As can be seen below, competitors like Pinduoduo, now PDD Holdings (PDD), and ByteDance’s Douyin are taking up increasing share in the e-commerce market in China.
Jack Ma encouraged the management of Taobao and Tmall to be proactive and innovate, as the past ways in which the business used to succeed are no longer relevant in today’s market.
As a result, Jack Ma said the business should focus on Taobao, users and the internet and to flatten the organization structure of the business.
With more focus on product innovation like the use of AI to bring value add to SMEs, the company needs to ensure that they continue to evolve with the environment to maximize its opportunities.
I think with Jack Ma coming out to speak to these business leaders of Taobao and Tmall, this highlights the start of the company’s increased focus on the business segment to ensure that it maintains its market share from here on and is able to defend its competitive position from other competitors. At the end of the day, Jack Ma knows the ingredients necessary to make Taobao and Tmall great again.
Retail sales data updates
In May 2023, online physical goods sales were up 17% year-on-year and 17% month-on-month.
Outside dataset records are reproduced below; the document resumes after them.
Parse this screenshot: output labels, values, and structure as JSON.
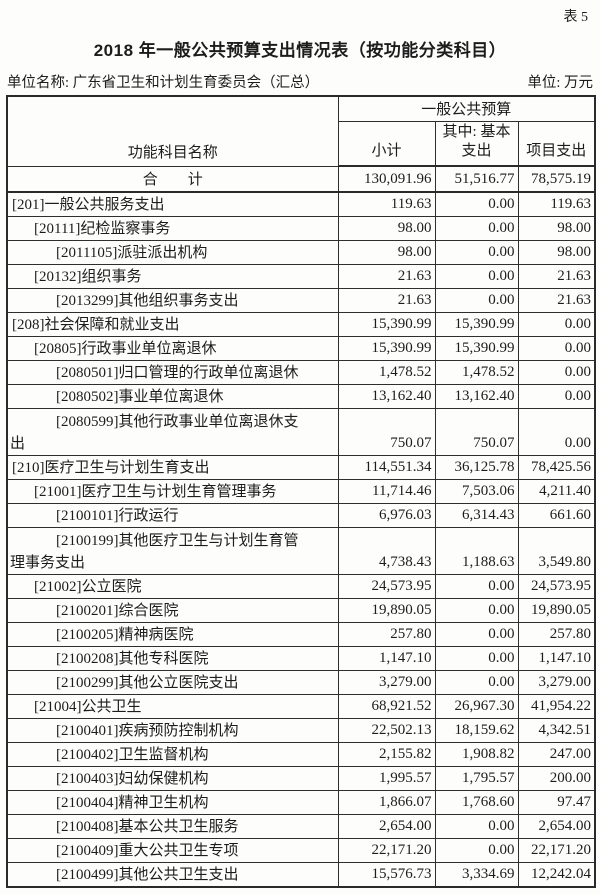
{
  "page": {
    "table_no": "表 5",
    "title": "2018 年一般公共预算支出情况表（按功能分类科目）",
    "unit_name": "单位名称: 广东省卫生和计划生育委员会（汇总）",
    "unit_of_measure": "单位: 万元"
  },
  "table": {
    "name_header": "功能科目名称",
    "group_header": "一般公共预算",
    "col_subtotal": "小计",
    "col_basic_line1": "其中: 基本",
    "col_basic_line2": "支出",
    "col_project": "项目支出",
    "total_row": {
      "name": "合　　计",
      "values": [
        "130,091.96",
        "51,516.77",
        "78,575.19"
      ]
    },
    "rows": [
      {
        "name": "[201]一般公共服务支出",
        "indent": 0,
        "values": [
          "119.63",
          "0.00",
          "119.63"
        ]
      },
      {
        "name": "[20111]纪检监察事务",
        "indent": 1,
        "values": [
          "98.00",
          "0.00",
          "98.00"
        ]
      },
      {
        "name": "[2011105]派驻派出机构",
        "indent": 2,
        "values": [
          "98.00",
          "0.00",
          "98.00"
        ]
      },
      {
        "name": "[20132]组织事务",
        "indent": 1,
        "values": [
          "21.63",
          "0.00",
          "21.63"
        ]
      },
      {
        "name": "[2013299]其他组织事务支出",
        "indent": 2,
        "values": [
          "21.63",
          "0.00",
          "21.63"
        ]
      },
      {
        "name": "[208]社会保障和就业支出",
        "indent": 0,
        "values": [
          "15,390.99",
          "15,390.99",
          "0.00"
        ]
      },
      {
        "name": "[20805]行政事业单位离退休",
        "indent": 1,
        "values": [
          "15,390.99",
          "15,390.99",
          "0.00"
        ]
      },
      {
        "name": "[2080501]归口管理的行政单位离退休",
        "indent": 2,
        "values": [
          "1,478.52",
          "1,478.52",
          "0.00"
        ]
      },
      {
        "name": "[2080502]事业单位离退休",
        "indent": 2,
        "values": [
          "13,162.40",
          "13,162.40",
          "0.00"
        ]
      },
      {
        "name": "[2080599]其他行政事业单位离退休支出",
        "indent": 2,
        "wrap_line2": "出",
        "values": [
          "750.07",
          "750.07",
          "0.00"
        ]
      },
      {
        "name": "[210]医疗卫生与计划生育支出",
        "indent": 0,
        "values": [
          "114,551.34",
          "36,125.78",
          "78,425.56"
        ]
      },
      {
        "name": "[21001]医疗卫生与计划生育管理事务",
        "indent": 1,
        "values": [
          "11,714.46",
          "7,503.06",
          "4,211.40"
        ]
      },
      {
        "name": "[2100101]行政运行",
        "indent": 2,
        "values": [
          "6,976.03",
          "6,314.43",
          "661.60"
        ]
      },
      {
        "name": "[2100199]其他医疗卫生与计划生育管理事务支出",
        "indent": 2,
        "wrap_line2": "理事务支出",
        "values": [
          "4,738.43",
          "1,188.63",
          "3,549.80"
        ]
      },
      {
        "name": "[21002]公立医院",
        "indent": 1,
        "values": [
          "24,573.95",
          "0.00",
          "24,573.95"
        ]
      },
      {
        "name": "[2100201]综合医院",
        "indent": 2,
        "values": [
          "19,890.05",
          "0.00",
          "19,890.05"
        ]
      },
      {
        "name": "[2100205]精神病医院",
        "indent": 2,
        "values": [
          "257.80",
          "0.00",
          "257.80"
        ]
      },
      {
        "name": "[2100208]其他专科医院",
        "indent": 2,
        "values": [
          "1,147.10",
          "0.00",
          "1,147.10"
        ]
      },
      {
        "name": "[2100299]其他公立医院支出",
        "indent": 2,
        "values": [
          "3,279.00",
          "0.00",
          "3,279.00"
        ]
      },
      {
        "name": "[21004]公共卫生",
        "indent": 1,
        "values": [
          "68,921.52",
          "26,967.30",
          "41,954.22"
        ]
      },
      {
        "name": "[2100401]疾病预防控制机构",
        "indent": 2,
        "values": [
          "22,502.13",
          "18,159.62",
          "4,342.51"
        ]
      },
      {
        "name": "[2100402]卫生监督机构",
        "indent": 2,
        "values": [
          "2,155.82",
          "1,908.82",
          "247.00"
        ]
      },
      {
        "name": "[2100403]妇幼保健机构",
        "indent": 2,
        "values": [
          "1,995.57",
          "1,795.57",
          "200.00"
        ]
      },
      {
        "name": "[2100404]精神卫生机构",
        "indent": 2,
        "values": [
          "1,866.07",
          "1,768.60",
          "97.47"
        ]
      },
      {
        "name": "[2100408]基本公共卫生服务",
        "indent": 2,
        "values": [
          "2,654.00",
          "0.00",
          "2,654.00"
        ]
      },
      {
        "name": "[2100409]重大公共卫生专项",
        "indent": 2,
        "values": [
          "22,171.20",
          "0.00",
          "22,171.20"
        ]
      },
      {
        "name": "[2100499]其他公共卫生支出",
        "indent": 2,
        "values": [
          "15,576.73",
          "3,334.69",
          "12,242.04"
        ]
      }
    ]
  }
}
On a year-to-date basis, as of May 2023, the online physical sales were up 12%, as shown below, which shows an improvement in the trend from January through to May, 2023.
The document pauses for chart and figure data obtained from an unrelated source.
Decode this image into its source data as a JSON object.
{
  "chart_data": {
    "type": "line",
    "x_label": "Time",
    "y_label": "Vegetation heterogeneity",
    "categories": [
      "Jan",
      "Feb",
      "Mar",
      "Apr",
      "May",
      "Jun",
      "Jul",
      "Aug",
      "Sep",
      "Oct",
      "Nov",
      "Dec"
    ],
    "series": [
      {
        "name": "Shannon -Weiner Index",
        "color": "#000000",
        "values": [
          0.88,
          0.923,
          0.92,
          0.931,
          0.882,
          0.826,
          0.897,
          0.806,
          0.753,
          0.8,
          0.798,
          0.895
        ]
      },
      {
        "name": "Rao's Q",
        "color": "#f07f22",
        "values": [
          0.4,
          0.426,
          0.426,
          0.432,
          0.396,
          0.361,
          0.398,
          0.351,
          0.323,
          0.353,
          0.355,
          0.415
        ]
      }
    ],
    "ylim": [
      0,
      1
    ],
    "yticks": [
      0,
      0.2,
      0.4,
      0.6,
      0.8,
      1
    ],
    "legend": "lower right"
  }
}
The online physical sales numbers were likely in line, as the market was expecting a recovery in the numbers from the prior year and that demonstrates the improving trend of consumer spend in China.
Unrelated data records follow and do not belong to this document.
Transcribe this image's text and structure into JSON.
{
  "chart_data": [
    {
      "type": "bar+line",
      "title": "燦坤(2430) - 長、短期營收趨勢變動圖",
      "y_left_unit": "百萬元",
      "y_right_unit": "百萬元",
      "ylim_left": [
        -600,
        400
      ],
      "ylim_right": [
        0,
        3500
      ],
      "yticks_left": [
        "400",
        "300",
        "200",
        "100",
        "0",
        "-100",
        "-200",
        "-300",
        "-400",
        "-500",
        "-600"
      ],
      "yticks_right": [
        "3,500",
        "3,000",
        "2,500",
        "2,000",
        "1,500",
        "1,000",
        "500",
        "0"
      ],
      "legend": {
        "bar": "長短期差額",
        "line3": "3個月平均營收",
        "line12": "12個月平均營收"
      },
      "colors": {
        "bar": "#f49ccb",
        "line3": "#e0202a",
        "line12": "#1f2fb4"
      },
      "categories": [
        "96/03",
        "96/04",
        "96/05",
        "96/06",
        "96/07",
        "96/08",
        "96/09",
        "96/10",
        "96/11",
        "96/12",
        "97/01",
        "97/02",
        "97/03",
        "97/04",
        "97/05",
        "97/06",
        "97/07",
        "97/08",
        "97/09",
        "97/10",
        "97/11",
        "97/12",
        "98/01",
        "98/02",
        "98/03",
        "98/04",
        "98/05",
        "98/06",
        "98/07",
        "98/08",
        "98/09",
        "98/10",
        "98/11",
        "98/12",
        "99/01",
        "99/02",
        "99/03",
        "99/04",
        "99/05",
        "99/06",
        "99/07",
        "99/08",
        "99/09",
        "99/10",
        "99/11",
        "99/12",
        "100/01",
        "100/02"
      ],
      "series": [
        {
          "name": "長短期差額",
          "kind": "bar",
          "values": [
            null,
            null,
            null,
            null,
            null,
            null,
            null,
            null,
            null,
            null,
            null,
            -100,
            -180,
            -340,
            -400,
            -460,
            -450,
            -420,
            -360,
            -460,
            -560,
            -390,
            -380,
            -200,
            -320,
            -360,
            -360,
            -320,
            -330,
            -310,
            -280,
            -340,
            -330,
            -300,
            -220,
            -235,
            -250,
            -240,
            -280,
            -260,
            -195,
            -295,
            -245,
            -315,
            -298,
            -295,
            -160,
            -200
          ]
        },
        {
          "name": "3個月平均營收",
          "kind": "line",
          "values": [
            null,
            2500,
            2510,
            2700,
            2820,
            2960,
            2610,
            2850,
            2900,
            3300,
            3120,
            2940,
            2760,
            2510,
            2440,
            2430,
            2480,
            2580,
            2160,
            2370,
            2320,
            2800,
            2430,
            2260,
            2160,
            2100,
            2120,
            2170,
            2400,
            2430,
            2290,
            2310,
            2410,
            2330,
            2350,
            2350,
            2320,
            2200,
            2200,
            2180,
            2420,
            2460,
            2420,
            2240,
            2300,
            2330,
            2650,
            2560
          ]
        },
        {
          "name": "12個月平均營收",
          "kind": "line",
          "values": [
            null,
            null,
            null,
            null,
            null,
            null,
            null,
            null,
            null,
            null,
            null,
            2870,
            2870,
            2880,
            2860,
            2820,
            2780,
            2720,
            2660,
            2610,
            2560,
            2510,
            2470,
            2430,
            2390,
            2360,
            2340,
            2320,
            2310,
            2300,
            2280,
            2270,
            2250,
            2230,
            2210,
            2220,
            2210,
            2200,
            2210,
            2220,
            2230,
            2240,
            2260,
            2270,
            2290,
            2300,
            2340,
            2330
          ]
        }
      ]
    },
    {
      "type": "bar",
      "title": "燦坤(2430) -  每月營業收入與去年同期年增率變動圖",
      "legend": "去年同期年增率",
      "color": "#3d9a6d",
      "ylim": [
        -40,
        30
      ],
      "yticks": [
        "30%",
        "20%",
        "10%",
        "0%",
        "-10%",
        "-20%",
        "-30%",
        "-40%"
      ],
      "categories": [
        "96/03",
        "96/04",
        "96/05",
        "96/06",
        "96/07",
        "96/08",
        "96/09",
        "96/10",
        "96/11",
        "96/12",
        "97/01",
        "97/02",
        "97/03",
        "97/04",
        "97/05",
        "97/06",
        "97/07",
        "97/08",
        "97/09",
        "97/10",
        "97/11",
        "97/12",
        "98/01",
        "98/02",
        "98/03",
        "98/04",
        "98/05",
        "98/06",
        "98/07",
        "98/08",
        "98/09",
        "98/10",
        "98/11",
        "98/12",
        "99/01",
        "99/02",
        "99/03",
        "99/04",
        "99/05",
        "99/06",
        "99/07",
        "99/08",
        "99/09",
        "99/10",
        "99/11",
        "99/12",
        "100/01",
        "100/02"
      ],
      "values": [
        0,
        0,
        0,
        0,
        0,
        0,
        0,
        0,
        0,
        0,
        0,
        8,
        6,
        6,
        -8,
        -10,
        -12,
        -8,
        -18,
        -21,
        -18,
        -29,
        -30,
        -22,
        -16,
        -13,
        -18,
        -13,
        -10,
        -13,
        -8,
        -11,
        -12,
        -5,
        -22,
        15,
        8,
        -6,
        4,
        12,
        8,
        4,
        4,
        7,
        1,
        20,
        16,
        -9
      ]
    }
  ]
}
This bodes well for Alibaba, as it implies that the consumer recovery in the online goods space is in progress and on track, leading to greater confidence in the June quarter’s numbers.
Valuation
Alibaba currently trades at 10x NTM P/E.
From a relative valuation perspective, I am of the opinion that Alibaba’s valuation remains cheap given how the opportunities have improved while the risk on the stock and the industry has also declined. This means that Alibaba has a strong risk-reward opportunity from here.
I’ll be looking to the near-term event driven catalysts and the June quarter for near-term upside to bring its depressed valuation to more normalized terms.
Concluding thoughts
I think the recent fines on the financial platform companies were seen as a closure for Ant Group and other financial platform companies in terms of the regulatory crackdown that started in 2021.
In addition, the near-term catalysts remain to be event-driven, including the completion of the restructuring of the financial holding company, the announcement of an Ant IPO, or the spinoff of the cloud business and other businesses.
The retail sales data shows that online physical goods sales are recovering in line with expectations, and the recent 6.18 festival had better than expected momentum, which will likely result in the June quarter performing better than expected.
I think Jack Ma’s recent message to the business leaders of Taobao and Tmall shows that we will see greater focus on revitalizing and regenerating the growth in this business segment for the business to be able to compete against future and current competitors. Product innovation and investment in technology will bring better user experience and improved customer loyalty over time.
I think that the Alibaba investment case looks way better today than it did earlier in the year. We are starting to see the company come out of the woods in terms of the regulators and authorities ending their probes and investigations into the company and the company having corrected their ways after these probes and investigations.
In my opinion, valuation remains depressed, and the risk reward opportunity is attractive given how the fundamentals have improved while the risk level has fallen since the height of the crackdown.
At the end of the day, I think that the weakness in the sentiment of Alibaba stock will improve only when the regulatory cloud has cleared up. In my view, we are nearly at the end of the tunnel in this regard.
Editor’s Note: This article discusses one or more securities that do not trade on a major U.S. exchange. Please be aware of the risks associated with these stocks.